PUBLISHED: 14:35 15 February 2016 | UPDATED: 14:35 15 February 2016

Camden Lock Market Middle Yard

Camden Lock Market Middle Yard

Archant

Traders at the famous Camden Lock fear being priced out of the market after the owners won planning permission for a £20 million redevelopment of the site.

Camden Council unanimously backed the plans from owners Market Tech Holdings, who purchased the market in 2014 for around £2.3 billion and whose chief shareholder is Israeli entrepreneur Teddy Sagi.

One trader, Rosemary, said: “Me and my fellow traders are very worried about the effect the proposals will have on our business.
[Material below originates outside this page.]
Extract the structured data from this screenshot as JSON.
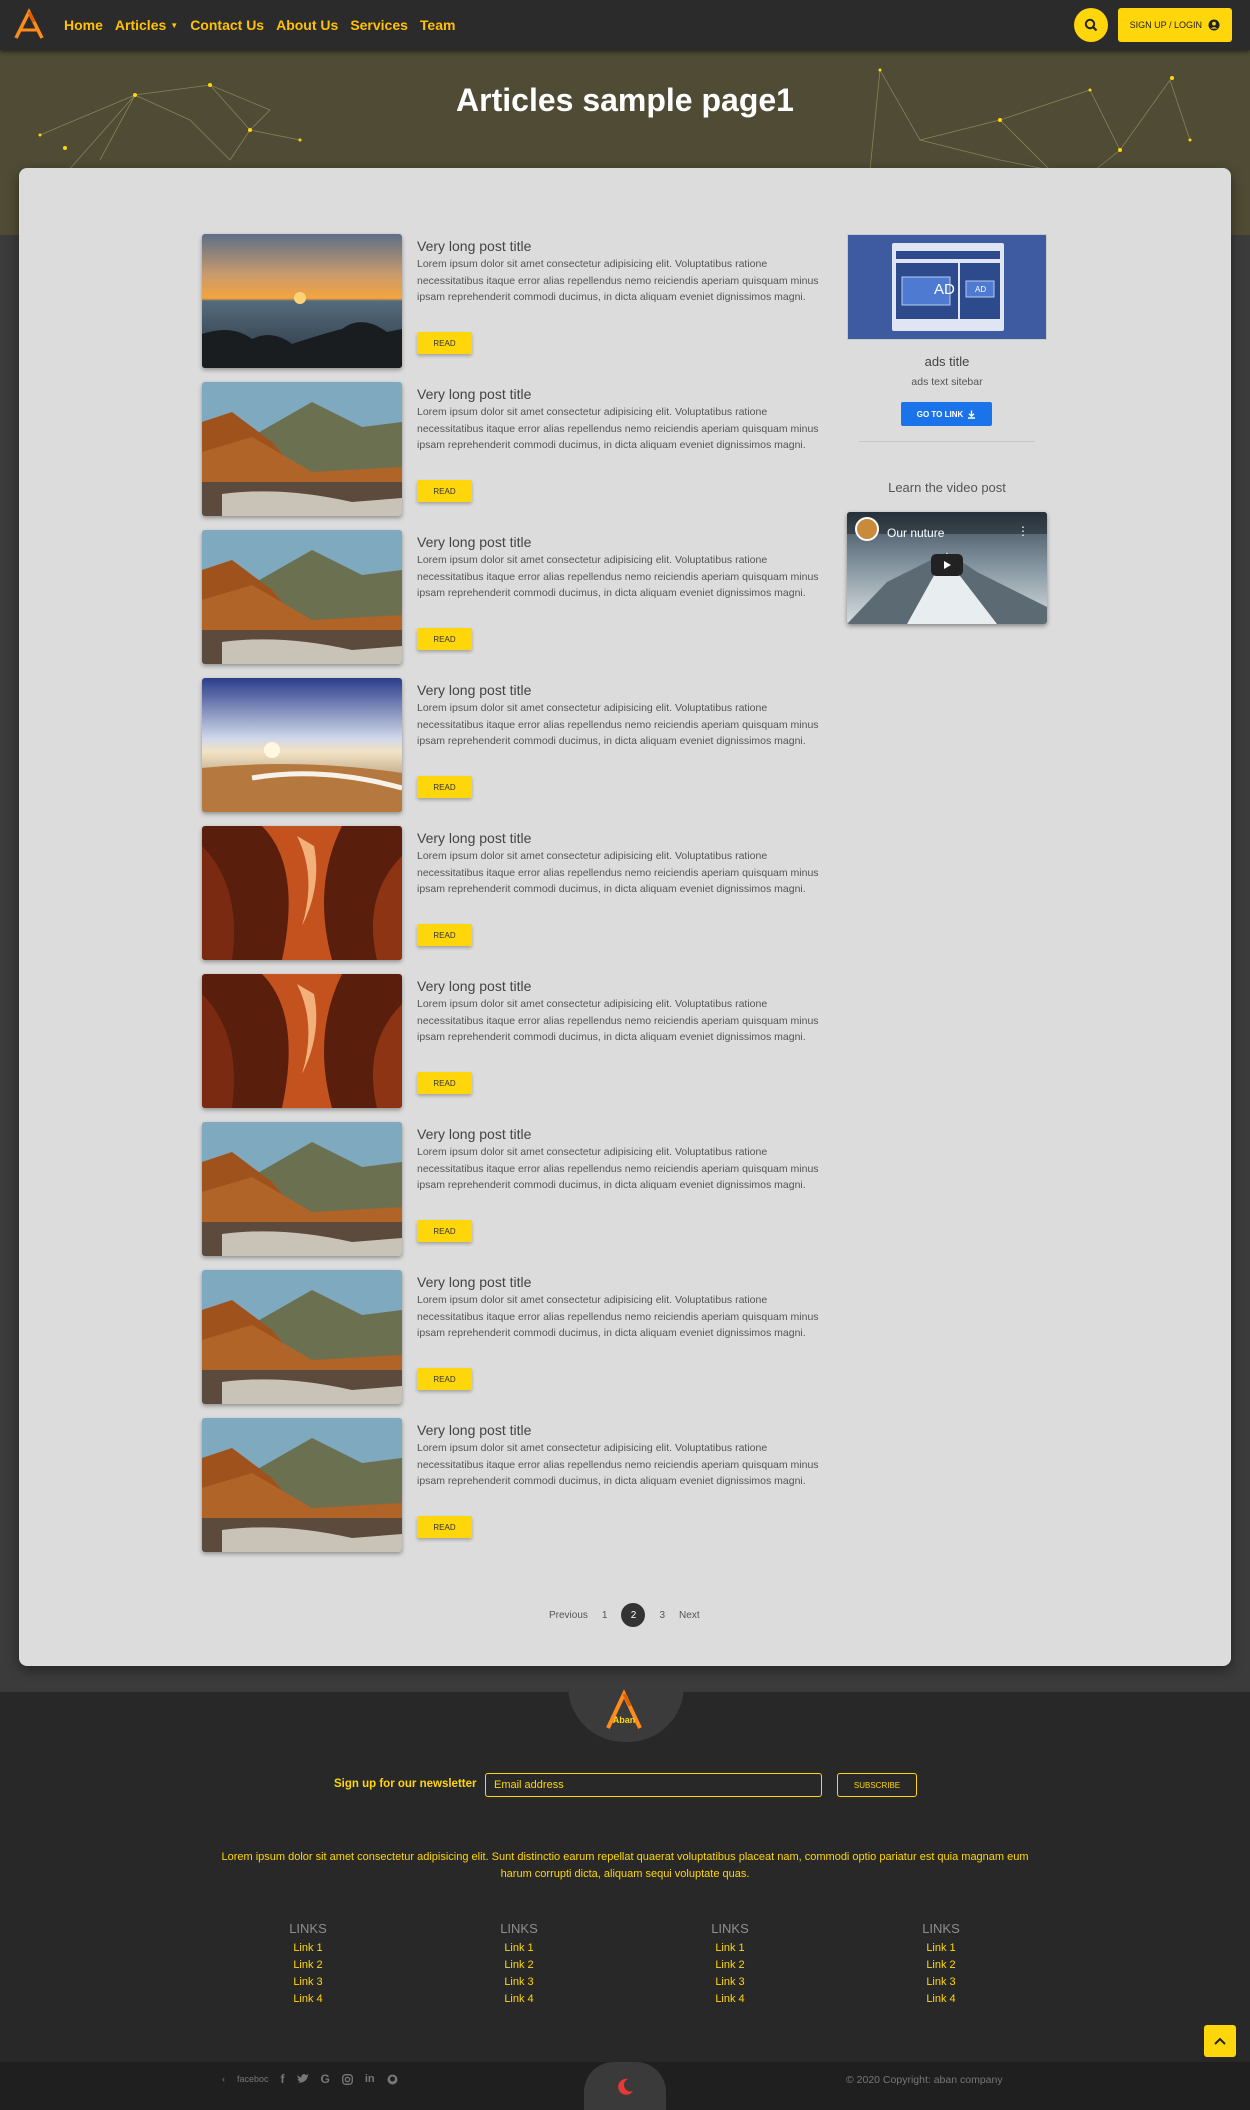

I am now totally resigned to the fact that we cannot do anything to prevent the redevelopment of the market, but I still want to ensure that the impact on the business is as minimal as possible.”

Planning permission covers an area of 130,000 square feet in and around the existing site in Chalk Farm Road, and will see a complete revamp of the market area to make space for new restaurants, galleries and an auditorium for live entertainment.
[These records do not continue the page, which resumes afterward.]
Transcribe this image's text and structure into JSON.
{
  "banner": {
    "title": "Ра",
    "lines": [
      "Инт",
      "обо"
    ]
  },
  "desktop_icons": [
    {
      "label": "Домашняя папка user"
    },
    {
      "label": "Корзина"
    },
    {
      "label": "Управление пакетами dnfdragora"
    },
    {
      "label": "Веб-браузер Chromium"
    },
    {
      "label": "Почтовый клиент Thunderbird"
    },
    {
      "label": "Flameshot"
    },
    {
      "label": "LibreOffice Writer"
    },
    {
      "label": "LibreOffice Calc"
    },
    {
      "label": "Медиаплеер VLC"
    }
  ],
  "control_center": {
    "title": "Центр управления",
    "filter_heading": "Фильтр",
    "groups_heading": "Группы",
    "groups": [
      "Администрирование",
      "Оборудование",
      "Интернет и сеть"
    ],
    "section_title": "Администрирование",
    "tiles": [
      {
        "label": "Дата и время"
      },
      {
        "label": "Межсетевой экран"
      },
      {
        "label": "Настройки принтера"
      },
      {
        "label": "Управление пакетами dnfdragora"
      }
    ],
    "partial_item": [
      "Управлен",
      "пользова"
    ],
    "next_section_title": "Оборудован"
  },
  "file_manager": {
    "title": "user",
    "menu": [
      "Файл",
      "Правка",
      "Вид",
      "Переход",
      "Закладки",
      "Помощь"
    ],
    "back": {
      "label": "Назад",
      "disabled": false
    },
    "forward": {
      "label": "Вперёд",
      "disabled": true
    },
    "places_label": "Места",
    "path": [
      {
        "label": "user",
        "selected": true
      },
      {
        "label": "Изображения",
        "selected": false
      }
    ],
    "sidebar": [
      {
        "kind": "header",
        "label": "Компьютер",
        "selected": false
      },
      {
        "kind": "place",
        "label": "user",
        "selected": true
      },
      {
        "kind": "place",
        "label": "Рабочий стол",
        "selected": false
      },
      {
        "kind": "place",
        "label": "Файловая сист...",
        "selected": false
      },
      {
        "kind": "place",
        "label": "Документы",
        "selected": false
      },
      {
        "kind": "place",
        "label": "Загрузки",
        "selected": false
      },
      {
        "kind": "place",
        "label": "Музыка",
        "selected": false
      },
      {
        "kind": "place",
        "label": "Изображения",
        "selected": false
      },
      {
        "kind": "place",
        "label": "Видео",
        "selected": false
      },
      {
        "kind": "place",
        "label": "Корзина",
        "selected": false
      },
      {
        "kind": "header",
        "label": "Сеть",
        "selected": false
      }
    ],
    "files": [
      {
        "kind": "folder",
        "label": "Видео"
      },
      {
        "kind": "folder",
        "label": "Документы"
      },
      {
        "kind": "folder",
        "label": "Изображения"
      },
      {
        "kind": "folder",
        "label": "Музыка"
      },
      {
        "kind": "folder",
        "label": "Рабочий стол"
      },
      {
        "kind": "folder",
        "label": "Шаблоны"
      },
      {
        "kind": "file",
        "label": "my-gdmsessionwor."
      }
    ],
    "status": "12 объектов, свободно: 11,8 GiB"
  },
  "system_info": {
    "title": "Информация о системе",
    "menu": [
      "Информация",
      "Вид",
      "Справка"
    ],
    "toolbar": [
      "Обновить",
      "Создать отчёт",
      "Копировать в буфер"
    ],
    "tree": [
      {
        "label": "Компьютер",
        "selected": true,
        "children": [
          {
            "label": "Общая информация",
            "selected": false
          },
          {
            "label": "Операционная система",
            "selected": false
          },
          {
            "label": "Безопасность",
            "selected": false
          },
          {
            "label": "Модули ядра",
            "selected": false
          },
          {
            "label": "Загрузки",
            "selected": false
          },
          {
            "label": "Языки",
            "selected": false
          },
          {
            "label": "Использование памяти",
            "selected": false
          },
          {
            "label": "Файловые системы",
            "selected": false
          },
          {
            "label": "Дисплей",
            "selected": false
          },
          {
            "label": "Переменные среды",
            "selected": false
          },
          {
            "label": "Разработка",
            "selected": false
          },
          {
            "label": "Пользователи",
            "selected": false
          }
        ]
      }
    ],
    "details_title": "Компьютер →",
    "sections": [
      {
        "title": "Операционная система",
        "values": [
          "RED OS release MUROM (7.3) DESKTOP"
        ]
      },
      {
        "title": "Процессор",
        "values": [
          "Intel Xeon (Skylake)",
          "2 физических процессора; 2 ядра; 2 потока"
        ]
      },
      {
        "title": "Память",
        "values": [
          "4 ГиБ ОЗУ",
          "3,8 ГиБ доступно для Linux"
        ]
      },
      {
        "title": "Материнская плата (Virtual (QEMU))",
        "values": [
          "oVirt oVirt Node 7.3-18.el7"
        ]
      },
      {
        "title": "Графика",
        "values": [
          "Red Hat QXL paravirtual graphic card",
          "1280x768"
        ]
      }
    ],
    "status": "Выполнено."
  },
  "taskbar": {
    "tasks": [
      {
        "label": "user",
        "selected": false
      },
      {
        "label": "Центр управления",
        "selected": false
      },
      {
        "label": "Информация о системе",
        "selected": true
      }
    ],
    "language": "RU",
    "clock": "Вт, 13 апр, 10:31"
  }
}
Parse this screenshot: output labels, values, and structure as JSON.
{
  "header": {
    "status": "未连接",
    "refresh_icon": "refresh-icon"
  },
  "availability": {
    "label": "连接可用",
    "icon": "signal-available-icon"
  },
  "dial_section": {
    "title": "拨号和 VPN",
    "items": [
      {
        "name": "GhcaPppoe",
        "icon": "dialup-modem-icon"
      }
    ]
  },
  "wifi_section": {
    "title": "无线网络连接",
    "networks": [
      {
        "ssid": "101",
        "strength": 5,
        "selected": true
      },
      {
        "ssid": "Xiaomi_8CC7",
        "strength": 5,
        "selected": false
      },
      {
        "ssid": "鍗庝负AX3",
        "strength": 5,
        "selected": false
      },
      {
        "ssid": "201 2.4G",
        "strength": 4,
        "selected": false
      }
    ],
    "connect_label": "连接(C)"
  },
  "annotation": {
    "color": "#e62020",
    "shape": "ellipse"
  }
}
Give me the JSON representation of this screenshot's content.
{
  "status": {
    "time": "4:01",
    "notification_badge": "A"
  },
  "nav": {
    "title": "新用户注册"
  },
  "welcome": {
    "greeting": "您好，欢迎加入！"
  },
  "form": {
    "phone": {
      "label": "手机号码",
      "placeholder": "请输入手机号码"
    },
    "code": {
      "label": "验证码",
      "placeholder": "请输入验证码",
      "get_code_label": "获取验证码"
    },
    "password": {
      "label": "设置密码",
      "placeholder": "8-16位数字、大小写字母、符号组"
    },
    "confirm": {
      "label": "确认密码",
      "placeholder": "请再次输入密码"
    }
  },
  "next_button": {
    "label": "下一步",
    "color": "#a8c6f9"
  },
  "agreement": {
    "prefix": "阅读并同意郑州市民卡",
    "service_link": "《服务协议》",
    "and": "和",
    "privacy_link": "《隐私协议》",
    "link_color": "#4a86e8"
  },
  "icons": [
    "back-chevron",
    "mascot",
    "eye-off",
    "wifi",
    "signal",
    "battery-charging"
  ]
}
Plans will also see the opening up of so-called “Dead Dog Basin”, an area currently closed off to the public, and the creation of a new pathway by the canal.

Whilst some traders said they welcome the development, others addressed the council’s planning committee to express their concerns that the cost of rent could escalate and the character of the market could be destroyed.

The developer said they will aim to relocate all traders, but could only commit to two thirds. There are plans in place to relocate traders to Hawley Wharf Market, which is currently under construction, and others can be accommodated in the Stables Market, but some traders are concerned the Hawley Wharf Market won’t be completed in time..

Rosemary said: “If both these markets are closed at the same time, it will be a devastating situation for traders.”

Another trader, Anna, said that Camden High Street had changed beyond recognition over the years so that most shops there now sell mass produced goods, which she said is “the polar opposite of what you would expect to find in an alternative or artist driven destination, which is what Camden has become famous for.”

She said this was due to an increase in real rental costs, well above the rate of inflation, and that she fears rents in the market will inevitably shoot up.

She said: “Developers don’t spend millions on redevelopment to make the same rental income as they are making from small independent traders.

“Any redevelopment could not recreate the alternative charm the market currently possesses. If it ain’t broke, why fix it?”

But the applicant said the proposals have the support of Historic England, and that the new layout will help bring in additional trade to the market, whilst opening up the Middle Yard and Dead Dog Basin will ease the flow of congestion.

Cllr Pat Callaghan, ward councillor for Camden Town, said the redevelopment is “genuinely welcomed” and that there has been an active push from the developer to retain the character of the area.

Permission was granted subject to a relocation strategy for traders being agreed and that a minimum of one floor of the new Middle Yard should be used for manufacturing.